What this template typically catches
Issues teams running this template most often surface in practice:
Common use cases
Frequently asked questions
What does this 24-Hour Charge Nurse Shift Report template cover?
It is built for a charge nurse handoff in a long-term care unit and organizes the shift around census changes, admissions, discharges, falls, skin and wound updates, behavioral incidents, staffing, and pending tasks. The goal is to give the oncoming charge nurse a clean picture of what changed, what needs follow-up, and what still has risk attached to it. It is not a general nursing note template or a resident charting template.
When should this report be completed?
Use it at the end of each 24-hour charge nurse shift, before the handoff to the next charge nurse or supervisor. It works best when completed while the shift is still fresh, so details like incident timing, resident status changes, and staffing gaps are accurate. If your facility uses a different cadence, you can adapt it for 8-hour or weekend coverage, but the structure should still preserve the same handoff logic.
Who should run or fill out this template?
The charge nurse or shift lead should complete it, since that role usually has the clearest view of unit flow, resident changes, and staffing issues. In some facilities, a nurse supervisor or unit manager may review it before the next shift starts. The template is designed so the person handing off can record context, outcome, blockers, and follow-up in a way the incoming nurse can act on immediately.
Is this template appropriate for regulatory or survey preparation?
Yes, as a shift communication tool it supports consistent documentation of events that often matter in surveys, audits, and internal reviews. It does not replace the medical record, incident report, or facility policy, but it helps ensure key events are handed off with enough context to follow up. Facilities should align the wording and fields with their own documentation standards and state or federal requirements.
What is the most common mistake when using a shift report like this?
The biggest mistake is turning it into a freeform narrative that buries the action items. A good charge nurse report separates what happened from what needs to happen next, and it names the owner and due date for each follow-up. Another common issue is omitting staffing concerns or pending resident risks because they seem obvious at the time, which makes them easy to miss on the next shift.

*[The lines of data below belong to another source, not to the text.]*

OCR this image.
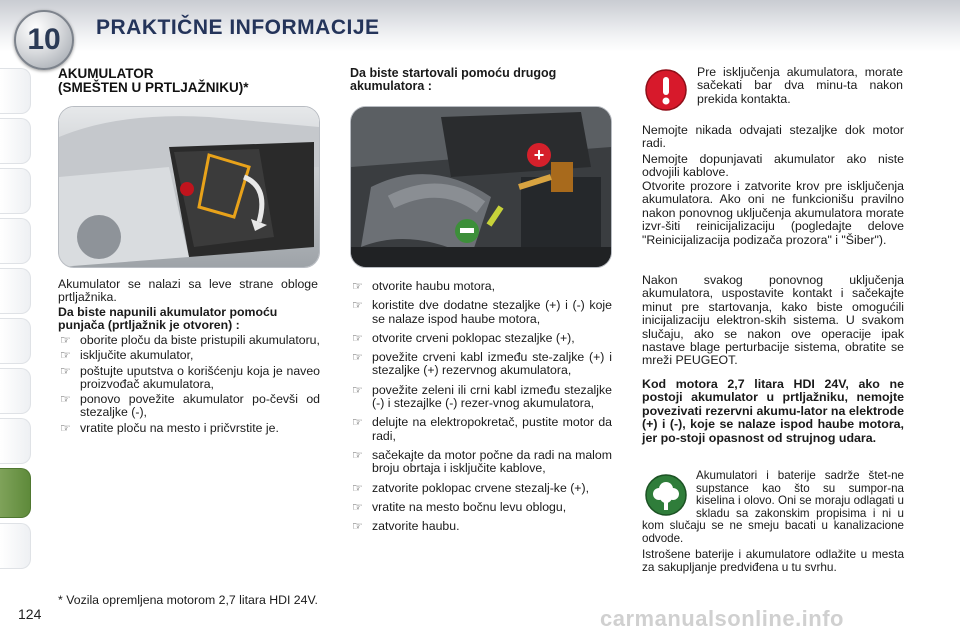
10	PRAKTIČNE INFORMACIJE
AKUMULATOR
(SMEŠTEN U PRTLJAŽNIKU)*
Akumulator se nalazi sa leve strane obloge prtljažnika.
Da biste napunili akumulator pomoću punjača (prtljažnik je otvoren) :
☞ oborite ploču da biste pristupili akumulatoru,
☞ isključite akumulator,
☞ poštujte uputstva o korišćenju koja je naveo proizvođač akumulatora,
☞ ponovo povežite akumulator po-čevši od stezaljke (-),
☞ vratite ploču na mesto i pričvrstite je.
* Vozila opremljena motorom 2,7 litara HDI 24V.
124
Da biste startovali pomoću drugog akumulatora :
+
☞ otvorite haubu motora,
☞ koristite dve dodatne stezaljke (+) i (-) koje se nalaze ispod haube motora,
☞ otvorite crveni poklopac stezaljke (+),
☞ povežite crveni kabl između ste-zaljke (+) i stezaljke (+) rezervnog akumulatora,
☞ povežite zeleni ili crni kabl između stezaljke (-) i stezajlke (-) rezer-vnog akumulatora,
☞ delujte na elektropokretač, pustite motor da radi,
☞ sačekajte da motor počne da radi na malom broju obrtaja i isključite kablove,
☞ zatvorite poklopac crvene stezalj-ke (+),
☞ vratite na mesto bočnu levu oblogu,
☞ zatvorite haubu.
Pre isključenja akumulatora, morate sačekati bar dva minu-ta nakon prekida kontakta.
Nemojte nikada odvajati stezaljke dok motor radi.
Nemojte dopunjavati akumulator ako niste odvojili kablove.
Otvorite prozore i zatvorite krov pre isključenja akumulatora. Ako oni ne funkcionišu pravilno nakon ponovnog uključenja akumulatora morate izvr-šiti reinicijalizaciju (pogledajte delove "Reinicijalizacija podizača prozora" i "Šiber").
Nakon svakog ponovnog uključenja akumulatora, uspostavite kontakt i sačekajte minut pre startovanja, kako biste omogućili inicijalizaciju elektron-skih sistema. U svakom slučaju, ako se nakon ove operacije ipak nastave blage perturbacije sistema, obratite se mreži PEUGEOT.
Kod motora 2,7 litara HDI 24V, ako ne postoji akumulator u prtljažniku, nemojte povezivati rezervni akumu-lator na elektrode (+) i (-), koje se nalaze ispod haube motora, jer po-stoji opasnost od strujnog udara.
Akumulatori i baterije sadrže štet-ne supstance kao što su sumpor-na kiselina i olovo. Oni se moraju odlagati u skladu sa zakonskim propisima i ni u kom slučaju se ne smeju bacati u kanalizacione odvode.
Istrošene baterije i akumulatore odlažite u mesta za sakupljanje predviđena u tu svrhu.
carmanualsonline.info
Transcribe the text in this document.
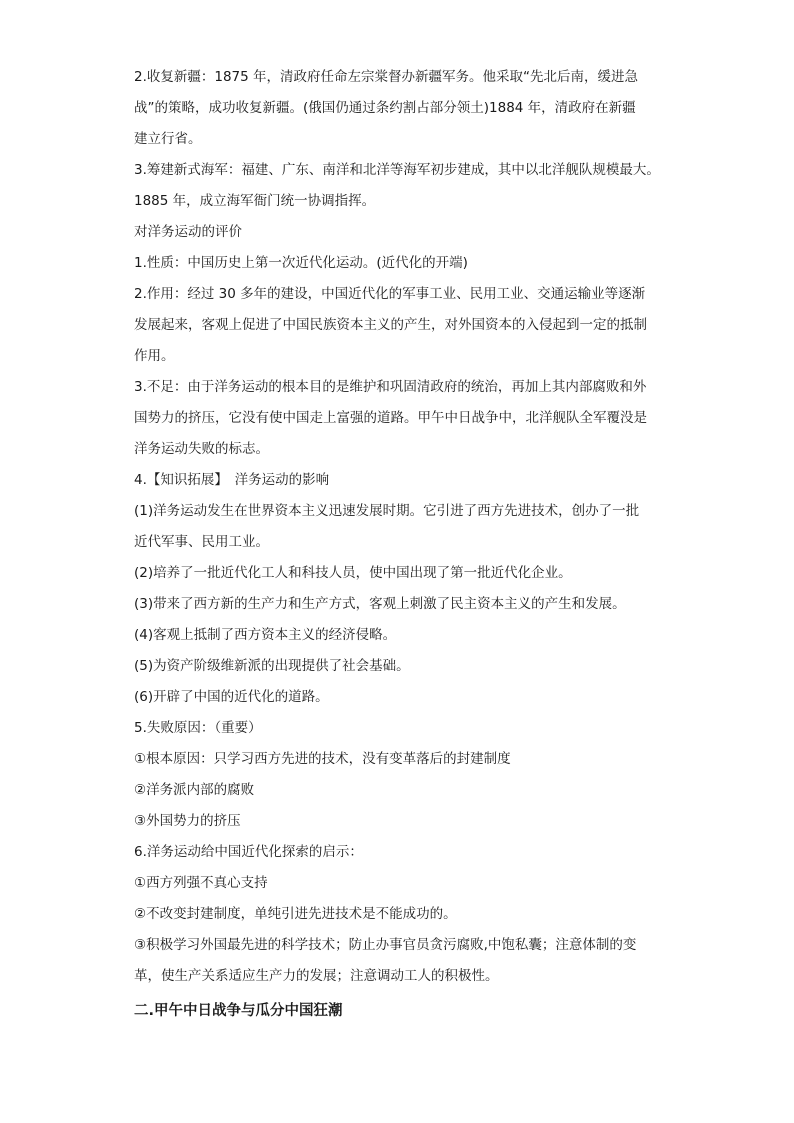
2.收复新疆：1875 年，清政府任命左宗棠督办新疆军务。他采取“先北后南，缓进急

战”的策略，成功收复新疆。(俄国仍通过条约割占部分领土)1884 年，清政府在新疆

建立行省。

3.筹建新式海军：福建、广东、南洋和北洋等海军初步建成，其中以北洋舰队规模最大。

1885 年，成立海军衙门统一协调指挥。

对洋务运动的评价

1.性质：中国历史上第一次近代化运动。(近代化的开端)

2.作用：经过 30 多年的建设，中国近代化的军事工业、民用工业、交通运输业等逐渐

发展起来，客观上促进了中国民族资本主义的产生，对外国资本的入侵起到一定的抵制

作用。

3.不足：由于洋务运动的根本目的是维护和巩固清政府的统治，再加上其内部腐败和外

国势力的挤压，它没有使中国走上富强的道路。甲午中日战争中，北洋舰队全军覆没是

洋务运动失败的标志。

4.【知识拓展】　洋务运动的影响

(1)洋务运动发生在世界资本主义迅速发展时期。它引进了西方先进技术，创办了一批

近代军事、民用工业。

(2)培养了一批近代化工人和科技人员，使中国出现了第一批近代化企业。

(3)带来了西方新的生产力和生产方式，客观上刺激了民主资本主义的产生和发展。

(4)客观上抵制了西方资本主义的经济侵略。

(5)为资产阶级维新派的出现提供了社会基础。

(6)开辟了中国的近代化的道路。

5.失败原因：（重要）

①根本原因：只学习西方先进的技术，没有变革落后的封建制度

②洋务派内部的腐败

③外国势力的挤压

6.洋务运动给中国近代化探索的启示：

①西方列强不真心支持

②不改变封建制度，单纯引进先进技术是不能成功的。

③积极学习外国最先进的科学技术；防止办事官员贪污腐败,中饱私囊；注意体制的变

革，使生产关系适应生产力的发展；注意调动工人的积极性。

二.甲午中日战争与瓜分中国狂潮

Can this template be customized for my facility?
Yes, and it should be customized to match your unit's workflow, resident population, and escalation chain. You can add sections for hospice changes, infection control concerns, physician calls, equipment issues, or agency staffing if those are common handoff items. Keep the core structure intact so the report still reads as a clear agenda, discussion, and action-item handoff.
How does this compare with informal verbal handoff or sticky notes?

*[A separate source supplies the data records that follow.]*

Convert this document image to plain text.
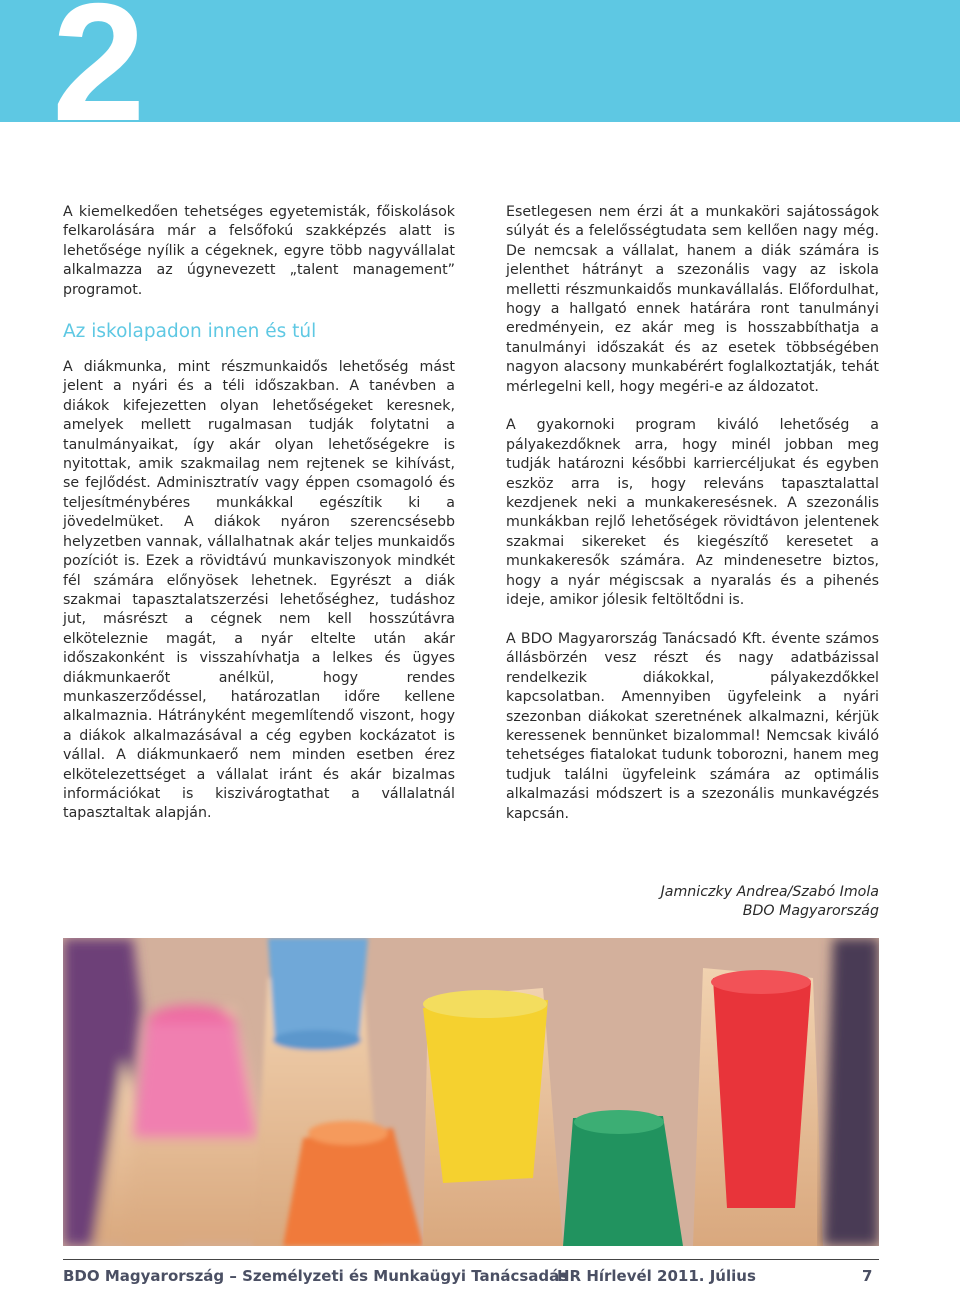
2

A kiemelkedően tehetséges egyetemisták, főiskolások felkarolására már a felsőfokú szakképzés alatt is lehetősége nyílik a cégeknek, egyre több nagyvállalat alkalmazza az úgynevezett „talent management” programot.

Az iskolapadon innen és túl

A diákmunka, mint részmunkaidős lehetőség mást jelent a nyári és a téli időszakban. A tanévben a diákok kifejezetten olyan lehetőségeket keresnek, amelyek mellett rugalmasan tudják folytatni a tanulmányaikat, így akár olyan lehetőségekre is nyitottak, amik szakmailag nem rejtenek se kihívást, se fejlődést. Adminisztratív vagy éppen csomagoló és teljesítménybéres munkákkal egészítik ki a jövedelmüket. A diákok nyáron szerencsésebb helyzetben vannak, vállalhatnak akár teljes munkaidős pozíciót is. Ezek a rövidtávú munkaviszonyok mindkét fél számára előnyösek lehetnek. Egyrészt a diák szakmai tapasztalatszerzési lehetőséghez, tudáshoz jut, másrészt a cégnek nem kell hosszútávra elköteleznie magát, a nyár eltelte után akár időszakonként is visszahívhatja a lelkes és ügyes diákmunkaerőt anélkül, hogy rendes munkaszerződéssel, határozatlan időre kellene alkalmaznia. Hátrányként megemlítendő viszont, hogy a diákok alkalmazásával a cég egyben kockázatot is vállal. A diákmunkaerő nem minden esetben érez elkötelezettséget a vállalat iránt és akár bizalmas információkat is kiszivárogtathat a vállalatnál tapasztaltak alapján.

Esetlegesen nem érzi át a munkaköri sajátosságok súlyát és a felelősségtudata sem kellően nagy még. De nemcsak a vállalat, hanem a diák számára is jelenthet hátrányt a szezonális vagy az iskola melletti részmunkaidős munkavállalás. Előfordulhat, hogy a hallgató ennek határára ront tanulmányi eredményein, ez akár meg is hosszabbíthatja a tanulmányi időszakát és az esetek többségében nagyon alacsony munkabérért foglalkoztatják, tehát mérlegelni kell, hogy megéri-e az áldozatot.

A gyakornoki program kiváló lehetőség a pályakezdőknek arra, hogy minél jobban meg tudják határozni későbbi karriercéljukat és egyben eszköz arra is, hogy releváns tapasztalattal kezdjenek neki a munkakeresésnek. A szezonális munkákban rejlő lehetőségek rövidtávon jelentenek szakmai sikereket és kiegészítő keresetet a munkakeresők számára. Az mindenesetre biztos, hogy a nyár mégiscsak a nyaralás és a pihenés ideje, amikor jólesik feltöltődni is.

A BDO Magyarország Tanácsadó Kft. évente számos állásbörzén vesz részt és nagy adatbázissal rendelkezik diákokkal, pályakezdőkkel kapcsolatban. Amennyiben ügyfeleink a nyári szezonban diákokat szeretnének alkalmazni, kérjük keressenek bennünket bizalommal! Nemcsak kiváló tehetséges fiatalokat tudunk toborozni, hanem meg tudjuk találni ügyfeleink számára az optimális alkalmazási módszert is a szezonális munkavégzés kapcsán.

Jamniczky Andrea/Szabó Imola
BDO Magyarország
BDO Magyarország – Személyzeti és Munkaügyi Tanácsadás
HR Hírlevél 2011. Július	7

Compared with ad-hoc handoff, this template reduces missed details because it forces the report into a repeatable structure. Verbal updates are useful, but they are easy to forget when the unit is busy or when multiple people are involved. A written shift report gives the incoming nurse a stable reference for census, incidents, and pending tasks, which is especially helpful when the shift is interrupted.
Can this template connect to other nursing workflows or tools?
Yes, it can be paired with incident logs, staffing schedules, wound tracking, and task lists so the handoff reflects the same information the team is already managing. If your team uses an AI notepad or meeting notes system, this report can serve as the source of truth for the shift summary and action-item follow-up. The key is to keep the handoff aligned with the same resident identifiers and task ownership used elsewhere in the workflow.